Phantomtheater in rund 1000 Schritten: Bewaffnet mit Kopfhörern, FFP2-Maske und weißen Handschuhen schickt einen Stefan Kaegi vom KünstlerInnenkollektiv Rimini Protokoll auf einen famosen Erinnerungstrip durch das neu sanierte und herausgeputzte Wiener Volkstheater. Sogar der rote Teppich ist ausgerollt. Der Audiowalk „Black Box“ startet in der winzigen Kassa auf einem Sessel mit Blick aufs leere Foyer. Dort, wo das Publikum für gewöhnlich die Fiktionsmaschine betritt, eine Karte abholt, sich zur Garderobe staut und sich eventuell noch einen Spritzer gönnt, bevor es in den Zuschauerraum emporsteigt. Nebst Bühnenabenteuer fehlen: Gleichgesinnte, Emotionen, Bussi-Bussi-Schickeria, Gerüche und Geräusche.


Mit der 90-minütigen, penibel getakteten und perspektivenreichen Tour eröffnet Neo-Intendant Kay Voges sein Haus im Lockdown und erinnert, wie sehr das Theatererlebnis fehlt. Aufgefordert, sich selbst in eine einzige lange Kameraperspektive zu versetzen, wird man über das sogenannte Führerzimmer zur Lichtbrücke ganz oben bis zu Kühlraum und SouffleurInnenkasten ganz unten geleitet.

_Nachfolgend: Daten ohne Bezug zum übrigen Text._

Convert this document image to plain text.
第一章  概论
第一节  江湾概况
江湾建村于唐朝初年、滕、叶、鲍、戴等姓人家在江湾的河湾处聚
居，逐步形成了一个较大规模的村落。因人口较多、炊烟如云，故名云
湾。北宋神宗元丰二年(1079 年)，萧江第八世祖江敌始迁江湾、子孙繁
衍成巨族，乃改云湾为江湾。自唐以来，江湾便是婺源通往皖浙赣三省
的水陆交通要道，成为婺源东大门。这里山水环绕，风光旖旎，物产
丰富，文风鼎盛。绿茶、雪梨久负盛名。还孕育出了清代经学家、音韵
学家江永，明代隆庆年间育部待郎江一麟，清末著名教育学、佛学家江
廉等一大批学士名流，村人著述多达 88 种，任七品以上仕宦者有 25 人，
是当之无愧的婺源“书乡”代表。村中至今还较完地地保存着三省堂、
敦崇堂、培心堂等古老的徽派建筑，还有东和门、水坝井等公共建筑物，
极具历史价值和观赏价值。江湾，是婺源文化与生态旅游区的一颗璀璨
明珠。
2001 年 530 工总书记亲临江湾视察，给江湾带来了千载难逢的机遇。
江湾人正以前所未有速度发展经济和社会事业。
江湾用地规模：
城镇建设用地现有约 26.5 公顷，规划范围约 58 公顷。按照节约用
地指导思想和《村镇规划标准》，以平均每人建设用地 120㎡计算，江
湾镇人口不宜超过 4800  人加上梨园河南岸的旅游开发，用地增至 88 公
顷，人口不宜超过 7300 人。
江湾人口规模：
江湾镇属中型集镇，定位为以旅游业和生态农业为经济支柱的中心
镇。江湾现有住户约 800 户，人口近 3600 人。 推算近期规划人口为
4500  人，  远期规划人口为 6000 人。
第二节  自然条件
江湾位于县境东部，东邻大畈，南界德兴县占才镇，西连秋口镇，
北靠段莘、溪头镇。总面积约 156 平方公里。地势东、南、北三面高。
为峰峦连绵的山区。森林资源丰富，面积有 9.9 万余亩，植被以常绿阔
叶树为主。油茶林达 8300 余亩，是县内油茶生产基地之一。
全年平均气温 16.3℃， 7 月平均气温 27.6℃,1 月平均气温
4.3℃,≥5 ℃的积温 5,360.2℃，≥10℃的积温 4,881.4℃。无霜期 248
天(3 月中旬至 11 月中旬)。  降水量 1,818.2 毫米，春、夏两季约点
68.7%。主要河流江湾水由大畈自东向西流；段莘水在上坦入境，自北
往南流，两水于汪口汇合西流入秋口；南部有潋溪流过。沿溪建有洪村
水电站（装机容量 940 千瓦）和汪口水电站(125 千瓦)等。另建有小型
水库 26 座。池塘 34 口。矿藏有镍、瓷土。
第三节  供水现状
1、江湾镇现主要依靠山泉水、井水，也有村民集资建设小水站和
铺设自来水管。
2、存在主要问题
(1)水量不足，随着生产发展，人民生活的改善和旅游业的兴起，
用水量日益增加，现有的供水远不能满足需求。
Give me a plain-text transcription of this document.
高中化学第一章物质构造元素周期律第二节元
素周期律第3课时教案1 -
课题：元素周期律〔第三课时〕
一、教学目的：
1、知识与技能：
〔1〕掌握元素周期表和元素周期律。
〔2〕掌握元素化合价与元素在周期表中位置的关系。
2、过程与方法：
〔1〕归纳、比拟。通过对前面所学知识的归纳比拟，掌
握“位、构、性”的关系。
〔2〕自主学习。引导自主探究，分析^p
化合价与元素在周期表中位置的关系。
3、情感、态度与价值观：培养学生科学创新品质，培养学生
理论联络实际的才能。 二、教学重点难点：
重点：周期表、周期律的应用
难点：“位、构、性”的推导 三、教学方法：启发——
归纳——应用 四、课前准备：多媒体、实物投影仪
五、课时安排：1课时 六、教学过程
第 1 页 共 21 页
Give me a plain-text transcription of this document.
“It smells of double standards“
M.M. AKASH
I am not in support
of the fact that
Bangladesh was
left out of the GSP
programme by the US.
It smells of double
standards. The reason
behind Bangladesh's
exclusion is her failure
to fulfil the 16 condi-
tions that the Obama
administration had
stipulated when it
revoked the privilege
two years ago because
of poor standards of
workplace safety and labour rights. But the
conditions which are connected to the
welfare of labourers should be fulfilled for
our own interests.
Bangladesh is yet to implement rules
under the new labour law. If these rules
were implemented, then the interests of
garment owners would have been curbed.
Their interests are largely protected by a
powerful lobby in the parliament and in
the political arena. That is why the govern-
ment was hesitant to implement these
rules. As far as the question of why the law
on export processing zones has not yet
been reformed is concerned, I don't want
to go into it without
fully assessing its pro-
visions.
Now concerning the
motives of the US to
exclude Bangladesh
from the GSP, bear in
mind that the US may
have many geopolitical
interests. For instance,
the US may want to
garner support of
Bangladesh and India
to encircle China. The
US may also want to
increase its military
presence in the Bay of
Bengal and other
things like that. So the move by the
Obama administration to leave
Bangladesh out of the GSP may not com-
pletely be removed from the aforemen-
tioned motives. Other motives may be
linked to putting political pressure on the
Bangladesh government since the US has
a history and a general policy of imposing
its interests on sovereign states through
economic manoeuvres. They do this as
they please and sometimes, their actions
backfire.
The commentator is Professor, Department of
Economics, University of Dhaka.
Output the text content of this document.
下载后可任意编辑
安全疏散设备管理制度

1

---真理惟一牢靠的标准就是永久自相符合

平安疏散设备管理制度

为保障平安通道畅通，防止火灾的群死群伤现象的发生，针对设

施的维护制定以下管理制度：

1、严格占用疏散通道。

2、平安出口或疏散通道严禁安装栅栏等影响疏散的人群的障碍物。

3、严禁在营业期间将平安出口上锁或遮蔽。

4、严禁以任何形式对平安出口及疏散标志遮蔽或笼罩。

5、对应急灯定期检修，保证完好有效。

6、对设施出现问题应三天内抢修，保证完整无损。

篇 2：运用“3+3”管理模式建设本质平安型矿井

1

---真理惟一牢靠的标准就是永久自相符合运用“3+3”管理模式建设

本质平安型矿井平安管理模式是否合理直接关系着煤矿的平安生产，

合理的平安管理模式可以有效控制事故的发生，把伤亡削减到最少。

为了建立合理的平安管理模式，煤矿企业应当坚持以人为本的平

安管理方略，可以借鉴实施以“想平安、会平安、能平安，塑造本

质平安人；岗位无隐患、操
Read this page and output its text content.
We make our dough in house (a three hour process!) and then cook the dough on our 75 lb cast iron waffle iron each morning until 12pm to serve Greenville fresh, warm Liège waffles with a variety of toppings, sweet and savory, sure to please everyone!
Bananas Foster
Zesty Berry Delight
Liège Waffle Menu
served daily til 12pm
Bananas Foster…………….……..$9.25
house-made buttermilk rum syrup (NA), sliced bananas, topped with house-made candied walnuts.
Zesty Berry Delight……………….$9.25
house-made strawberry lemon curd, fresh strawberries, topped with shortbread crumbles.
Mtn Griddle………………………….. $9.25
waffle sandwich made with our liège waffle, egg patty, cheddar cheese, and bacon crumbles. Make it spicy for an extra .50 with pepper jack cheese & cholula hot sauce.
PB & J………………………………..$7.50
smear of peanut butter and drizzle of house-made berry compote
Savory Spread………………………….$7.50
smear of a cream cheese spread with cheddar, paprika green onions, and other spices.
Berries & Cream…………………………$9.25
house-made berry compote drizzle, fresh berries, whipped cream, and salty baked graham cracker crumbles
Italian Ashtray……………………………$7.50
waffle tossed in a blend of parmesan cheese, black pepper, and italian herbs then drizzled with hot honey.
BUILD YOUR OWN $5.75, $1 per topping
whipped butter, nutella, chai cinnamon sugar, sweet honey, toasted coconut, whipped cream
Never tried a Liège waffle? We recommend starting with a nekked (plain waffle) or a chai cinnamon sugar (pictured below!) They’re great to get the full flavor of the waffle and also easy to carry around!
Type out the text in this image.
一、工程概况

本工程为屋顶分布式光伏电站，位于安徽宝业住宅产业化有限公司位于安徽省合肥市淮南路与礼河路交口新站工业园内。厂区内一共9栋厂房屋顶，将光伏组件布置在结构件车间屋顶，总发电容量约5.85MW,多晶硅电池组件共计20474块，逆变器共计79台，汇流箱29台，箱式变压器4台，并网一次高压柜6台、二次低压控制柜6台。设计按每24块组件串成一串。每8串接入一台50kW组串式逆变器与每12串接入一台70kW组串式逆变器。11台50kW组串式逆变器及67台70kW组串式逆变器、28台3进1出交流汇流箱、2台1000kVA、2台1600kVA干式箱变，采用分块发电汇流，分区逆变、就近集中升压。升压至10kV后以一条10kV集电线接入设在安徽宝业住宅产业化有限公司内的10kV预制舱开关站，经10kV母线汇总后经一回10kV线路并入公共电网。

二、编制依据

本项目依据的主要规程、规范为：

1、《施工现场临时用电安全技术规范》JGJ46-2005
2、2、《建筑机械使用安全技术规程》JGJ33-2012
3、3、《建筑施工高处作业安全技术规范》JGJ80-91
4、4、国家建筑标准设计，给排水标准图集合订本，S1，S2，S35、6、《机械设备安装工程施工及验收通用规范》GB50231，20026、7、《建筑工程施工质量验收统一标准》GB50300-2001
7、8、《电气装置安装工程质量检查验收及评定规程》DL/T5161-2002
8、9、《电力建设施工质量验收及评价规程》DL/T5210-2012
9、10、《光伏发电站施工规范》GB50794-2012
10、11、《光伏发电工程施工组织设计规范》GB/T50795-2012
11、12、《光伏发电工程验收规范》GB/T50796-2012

Ganz allein im Volkstheater darf man bis in die Eingeweide vordringen. Durch Luken auf die Bühne spechteln oder den Zuschauerraum für sich haben. Dazu erfährt man im Waschsalon, in der Maske, im Pausenraum oder am Inspiziententisch Hintergründe zu den nicht sichtbaren Personen im Theaterbetrieb, zur Geschichte des Hauses oder des Landes. Von verdrängten Geschichten, die es in die repräsentativen Orte schaffen. Irgendwann steht man selbst, geblendet von Scheinwerfern, auf der Bühne. Hört von der Angst vom Betreten dieser. Verbeugung – vor diesem Theatermoment.